The real objection is political not economic. Sending out checks is a hybrid of monetary and fiscal policy — public spending financed by pure money creation. That’s why it would work. Politically, this is awkward.

The big central banks have been granted independence to discharge a narrow mandate. Aiming for low inflation was seen as uncontroversial and hence non-political. Central banks could be left alone, without much compromising the democratic process. Meanwhile, politicians wouldn’t be tempted to risk higher inflation for short-term political purposes.

This idea that monetary policy isn’t political was never more than a useful fiction. Central banks can’t avoid making choices with distributional, hence political, implications. The real case for central-bank independence isn’t that monetary policy is non-political; it’s that central banks are better than politicians at economic policy.

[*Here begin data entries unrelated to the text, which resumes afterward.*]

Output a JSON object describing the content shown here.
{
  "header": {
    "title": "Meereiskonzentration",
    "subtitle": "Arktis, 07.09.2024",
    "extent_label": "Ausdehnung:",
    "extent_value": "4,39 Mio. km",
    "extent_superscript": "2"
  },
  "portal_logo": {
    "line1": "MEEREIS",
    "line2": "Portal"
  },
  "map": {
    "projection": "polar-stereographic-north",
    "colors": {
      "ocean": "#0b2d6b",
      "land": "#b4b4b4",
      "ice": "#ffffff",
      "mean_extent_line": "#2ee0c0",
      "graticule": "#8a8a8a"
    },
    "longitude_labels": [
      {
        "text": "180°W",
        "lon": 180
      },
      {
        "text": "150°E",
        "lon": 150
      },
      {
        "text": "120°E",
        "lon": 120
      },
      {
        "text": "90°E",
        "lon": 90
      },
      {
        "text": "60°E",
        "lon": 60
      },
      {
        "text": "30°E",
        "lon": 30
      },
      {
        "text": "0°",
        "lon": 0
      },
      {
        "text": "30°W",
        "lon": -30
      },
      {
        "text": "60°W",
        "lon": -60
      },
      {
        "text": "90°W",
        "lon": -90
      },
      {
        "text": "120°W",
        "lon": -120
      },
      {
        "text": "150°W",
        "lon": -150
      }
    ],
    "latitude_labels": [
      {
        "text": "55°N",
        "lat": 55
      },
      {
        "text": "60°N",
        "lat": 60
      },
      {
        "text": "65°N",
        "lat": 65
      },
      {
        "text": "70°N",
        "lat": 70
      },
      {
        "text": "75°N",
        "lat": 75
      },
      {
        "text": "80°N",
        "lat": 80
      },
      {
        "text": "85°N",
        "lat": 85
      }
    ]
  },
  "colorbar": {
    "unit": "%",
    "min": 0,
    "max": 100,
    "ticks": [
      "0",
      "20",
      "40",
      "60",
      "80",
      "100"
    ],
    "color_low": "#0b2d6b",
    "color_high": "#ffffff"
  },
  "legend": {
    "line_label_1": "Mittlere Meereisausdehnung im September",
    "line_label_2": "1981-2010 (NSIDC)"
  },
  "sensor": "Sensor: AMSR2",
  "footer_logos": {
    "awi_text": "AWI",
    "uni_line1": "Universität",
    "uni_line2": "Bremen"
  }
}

Today, persistently slow growth and the possibility of another recession call that view into question. Not because central banks have been incompetent or because politicians would do a better job by themselves — plainly, neither is true — but because the monetary-and-fiscal distinction no longer works. The useful fiction has become a harmful fiction.

What if ordinary monetary policy isn’t enough? What if central banks can’t discharge their inflation-target mandate without a hybrid fiscal-and-monetary instrument? QE has already posed that question — it’s a hybrid too — but in a much more subtle way. When the discussion turns to the Fed sending out checks, the issue is impossible to ignore.

It needs to be addressed. Independence for central banks only makes sense if they have the means to do the job they’ve been given. At the moment, they’re dangerously under-equipped.